As National Storytelling Week unfolds, we turn our attention to the rich storytelling of African traditions that span centuries and serve as a vibrant source of cultural expression. In this celebration, we delve into the fascinating intersection of traditional African storytelling and contemporary visual arts, exploring how artists are seamlessly blending heritage with modernity to create compelling narratives rooted in the continent's diverse cultures.

Sokari Douglas Camp art via October Gallery

The Timeless Art of African Storytelling

African storytelling has always been a dynamic and integral part of the continent's heritage. Passed down through generations, these narratives serve as conduits for preserving cultural identity, history, and moral lessons. Whether conveyed through oral traditions, proverbs, or folklore, the stories of Africa have woven an intricate fabric that connects communities and transcends time.

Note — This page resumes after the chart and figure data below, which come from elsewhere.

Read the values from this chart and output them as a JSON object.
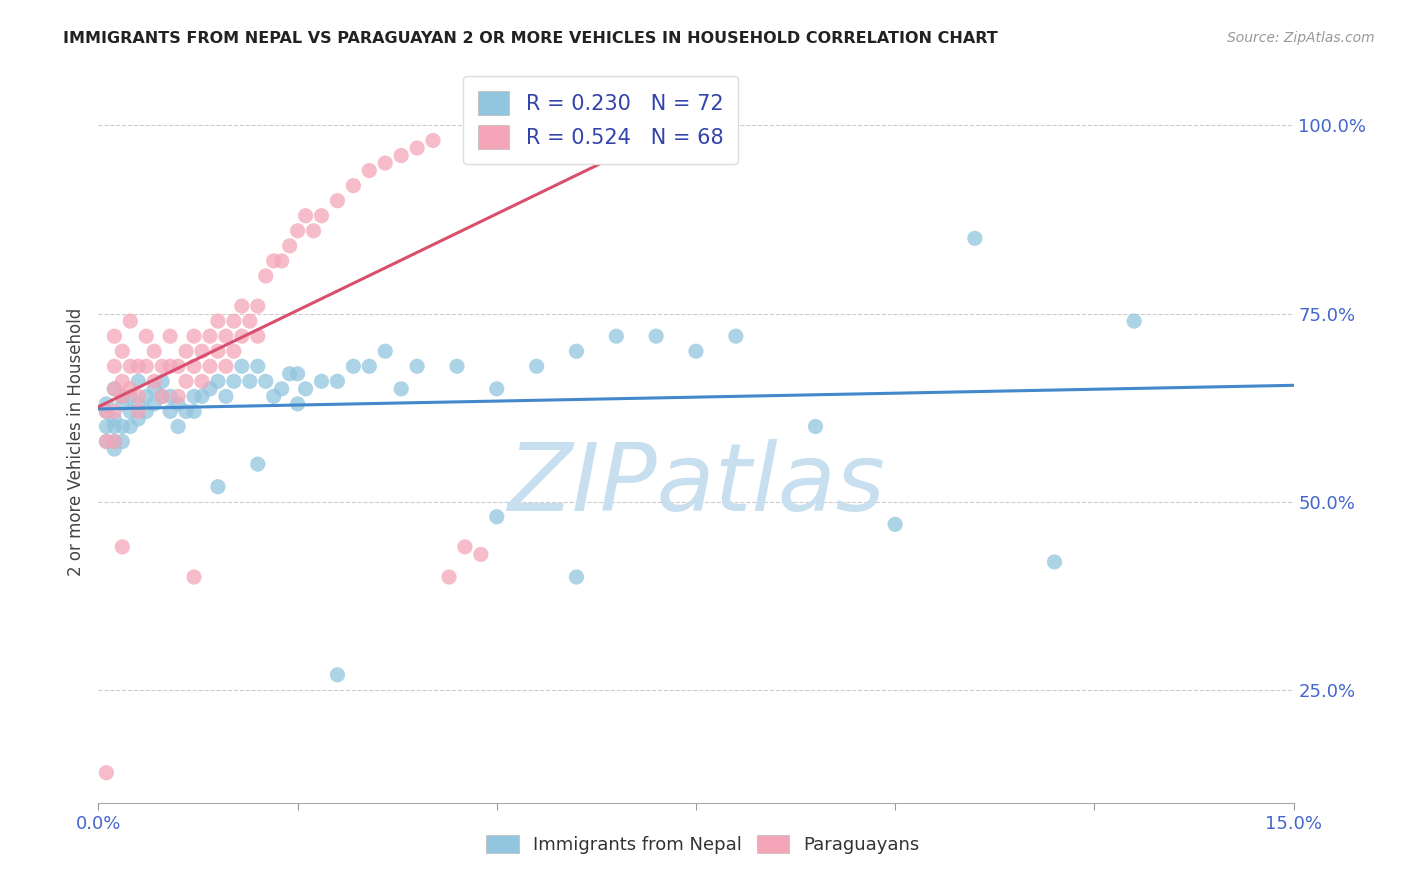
{
  "title": "IMMIGRANTS FROM NEPAL VS PARAGUAYAN 2 OR MORE VEHICLES IN HOUSEHOLD CORRELATION CHART",
  "source": "Source: ZipAtlas.com",
  "ylabel": "2 or more Vehicles in Household",
  "legend1_label": "Immigrants from Nepal",
  "legend2_label": "Paraguayans",
  "R1": 0.23,
  "N1": 72,
  "R2": 0.524,
  "N2": 68,
  "color_blue": "#92c5de",
  "color_pink": "#f4a6b8",
  "line_blue": "#4488cc",
  "line_pink": "#d94f6e",
  "watermark_text": "ZIPatlas",
  "watermark_color": "#c8dff0",
  "xlim": [
    0.0,
    0.15
  ],
  "ylim": [
    0.1,
    1.05
  ],
  "nepal_x": [
    0.001,
    0.001,
    0.001,
    0.001,
    0.002,
    0.002,
    0.002,
    0.002,
    0.002,
    0.003,
    0.003,
    0.003,
    0.003,
    0.004,
    0.004,
    0.004,
    0.005,
    0.005,
    0.005,
    0.006,
    0.006,
    0.007,
    0.007,
    0.008,
    0.008,
    0.009,
    0.009,
    0.01,
    0.01,
    0.011,
    0.012,
    0.012,
    0.013,
    0.014,
    0.015,
    0.016,
    0.017,
    0.018,
    0.019,
    0.02,
    0.021,
    0.022,
    0.023,
    0.024,
    0.025,
    0.026,
    0.028,
    0.03,
    0.032,
    0.034,
    0.036,
    0.038,
    0.04,
    0.045,
    0.05,
    0.055,
    0.06,
    0.065,
    0.07,
    0.075,
    0.08,
    0.09,
    0.1,
    0.11,
    0.12,
    0.015,
    0.02,
    0.025,
    0.03,
    0.05,
    0.06,
    0.13
  ],
  "nepal_y": [
    0.62,
    0.63,
    0.6,
    0.58,
    0.65,
    0.61,
    0.6,
    0.58,
    0.57,
    0.64,
    0.63,
    0.6,
    0.58,
    0.64,
    0.62,
    0.6,
    0.66,
    0.63,
    0.61,
    0.64,
    0.62,
    0.65,
    0.63,
    0.66,
    0.64,
    0.64,
    0.62,
    0.63,
    0.6,
    0.62,
    0.64,
    0.62,
    0.64,
    0.65,
    0.66,
    0.64,
    0.66,
    0.68,
    0.66,
    0.68,
    0.66,
    0.64,
    0.65,
    0.67,
    0.67,
    0.65,
    0.66,
    0.66,
    0.68,
    0.68,
    0.7,
    0.65,
    0.68,
    0.68,
    0.65,
    0.68,
    0.7,
    0.72,
    0.72,
    0.7,
    0.72,
    0.6,
    0.47,
    0.85,
    0.42,
    0.52,
    0.55,
    0.63,
    0.27,
    0.48,
    0.4,
    0.74
  ],
  "paraguay_x": [
    0.001,
    0.001,
    0.001,
    0.002,
    0.002,
    0.002,
    0.002,
    0.003,
    0.003,
    0.003,
    0.004,
    0.004,
    0.004,
    0.005,
    0.005,
    0.005,
    0.006,
    0.006,
    0.007,
    0.007,
    0.008,
    0.008,
    0.009,
    0.009,
    0.01,
    0.01,
    0.011,
    0.011,
    0.012,
    0.012,
    0.013,
    0.013,
    0.014,
    0.014,
    0.015,
    0.015,
    0.016,
    0.016,
    0.017,
    0.017,
    0.018,
    0.018,
    0.019,
    0.02,
    0.02,
    0.021,
    0.022,
    0.023,
    0.024,
    0.025,
    0.026,
    0.027,
    0.028,
    0.03,
    0.032,
    0.034,
    0.036,
    0.038,
    0.04,
    0.042,
    0.044,
    0.046,
    0.048,
    0.05,
    0.052,
    0.002,
    0.003,
    0.012
  ],
  "paraguay_y": [
    0.62,
    0.58,
    0.14,
    0.72,
    0.68,
    0.65,
    0.62,
    0.7,
    0.66,
    0.64,
    0.74,
    0.68,
    0.65,
    0.68,
    0.64,
    0.62,
    0.72,
    0.68,
    0.7,
    0.66,
    0.68,
    0.64,
    0.72,
    0.68,
    0.68,
    0.64,
    0.7,
    0.66,
    0.72,
    0.68,
    0.7,
    0.66,
    0.72,
    0.68,
    0.74,
    0.7,
    0.72,
    0.68,
    0.74,
    0.7,
    0.76,
    0.72,
    0.74,
    0.76,
    0.72,
    0.8,
    0.82,
    0.82,
    0.84,
    0.86,
    0.88,
    0.86,
    0.88,
    0.9,
    0.92,
    0.94,
    0.95,
    0.96,
    0.97,
    0.98,
    0.4,
    0.44,
    0.43,
    0.97,
    0.98,
    0.58,
    0.44,
    0.4
  ]
}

In the realm of contemporary art, African artists are breathing new life into traditional storytelling by infusing it with modern visual language. This intersection allows for a powerful synthesis of the old and the new, where the timeless tales of Africa find expression on canvas, in sculptures, and through various multimedia formats.

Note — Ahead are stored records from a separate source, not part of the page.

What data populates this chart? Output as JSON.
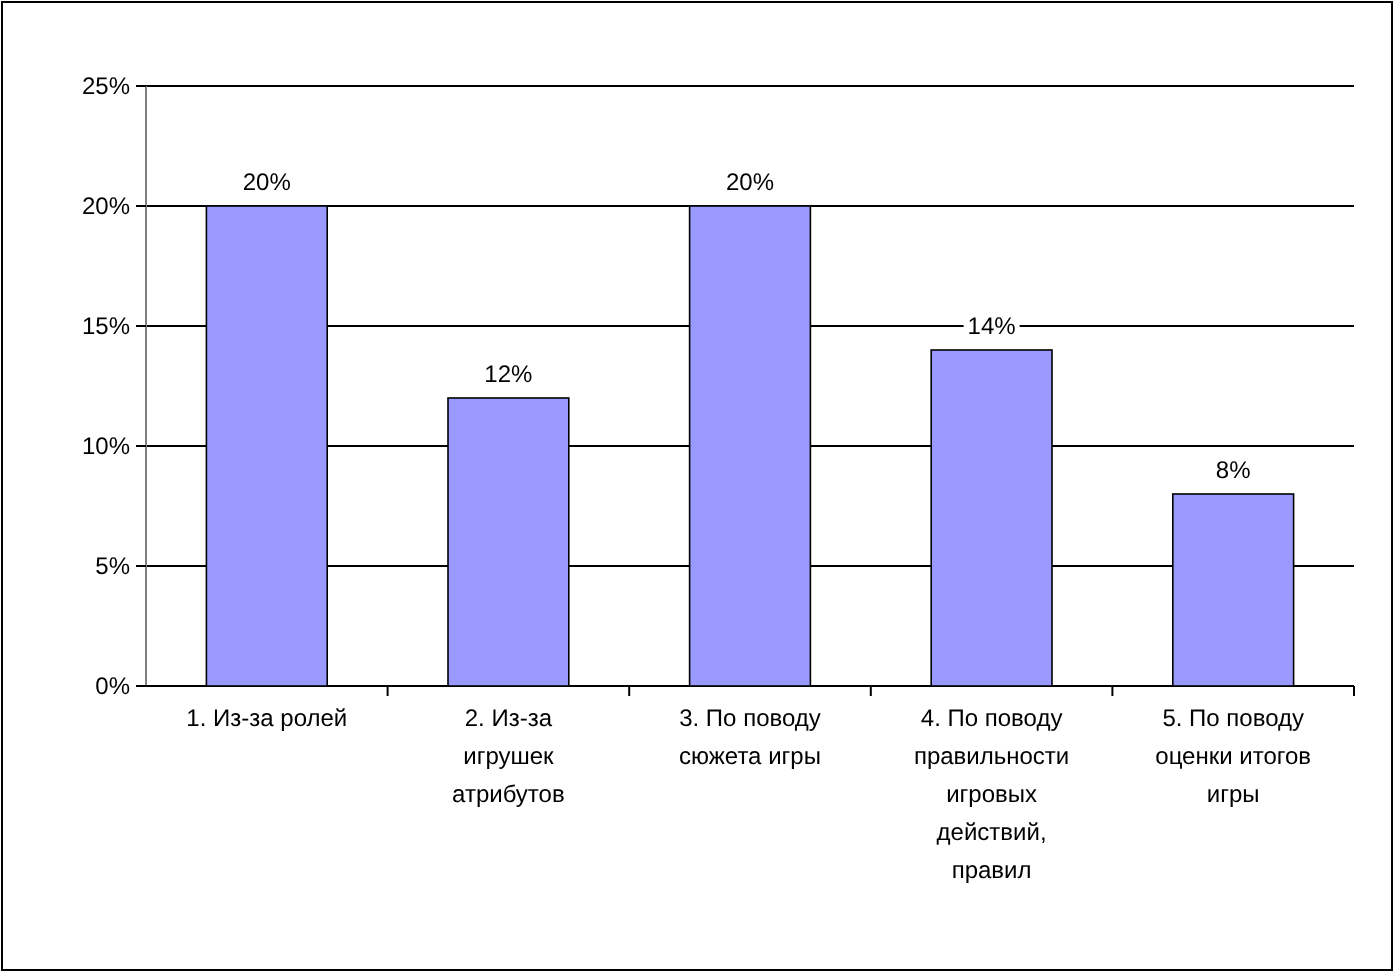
{
  "chart_data": {
    "type": "bar",
    "categories": [
      "1. Из-за ролей",
      "2. Из-за игрушек атрибутов",
      "3. По поводу сюжета игры",
      "4. По поводу правильности игровых действий, правил",
      "5. По поводу оценки итогов игры"
    ],
    "values": [
      20,
      12,
      20,
      14,
      8
    ],
    "color": "#9999ff",
    "value_labels": [
      "20%",
      "12%",
      "20%",
      "14%",
      "8%"
    ],
    "ylim": [
      0,
      25
    ],
    "yticks": [
      {
        "value": 0,
        "label": "0%"
      },
      {
        "value": 5,
        "label": "5%"
      },
      {
        "value": 10,
        "label": "10%"
      },
      {
        "value": 15,
        "label": "15%"
      },
      {
        "value": 20,
        "label": "20%"
      },
      {
        "value": 25,
        "label": "25%"
      }
    ],
    "grid": "y"
  }
}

Romuald Hazoumè art via Whitewall Magazine

Notable Artists and Their Stories

  1. El Anatsui: Renowned for his large-scale metal sculptures, El Anatsui draws inspiration from the rich storytelling traditions of his native Ghana. His works, often made from recycled materials, reflect the interconnectedness of people, nature, and history, telling stories of resilience and transformation. Notably, El Anatsui was recognised on the 2023 TIME 100 List, solidifying his impact on the global art scene. Most of his active career has been centred in Nigeria, where he has played a pivotal role in shaping the contemporary African art landscape.
  2. Wangechi Mutu: Wangechi Mutu, a Kenyan-born artist, explores themes of identity and womanhood in her intricate collage and multimedia installations. Her works often draw from African mythology and folklore, providing a contemporary lens through which to view age-old narratives.
  3. Romuald Hazoumè: Benin-born artist Romuald Hazoumè is a master of transforming discarded plastic containers, particularly gasoline canisters, into thought-provoking African masks. His work tells stories of cultural identity, migration, and the impact of globalisation on African societies. Hazoumè's unique choice of materials not only adds a layer of environmental consciousness to his art but also serves as a commentary on the modern challenges faced by African communities.
  4. Sokari Douglas Camp: Known for her dynamic and expressive sculptures, Nigerian-born Sokari Douglas Camp often draws inspiration from traditional African rituals and ceremonies. Her work tells stories of resilience, strength, and the enduring spirit of the African people.
El Anatsui art via The New York Times


The contemporary African art scene is a vibrant playground where tradition and modernity dance harmoniously. Artists are not merely preserving ancient stories but engaging in a dynamic dialogue with them, using their work as a means of bridging the gap between the past and the present. This intersection of tradition and modernity not only honours the rich cultural heritage of Africa but also invites a global audience to partake in the universal language of visual storytelling.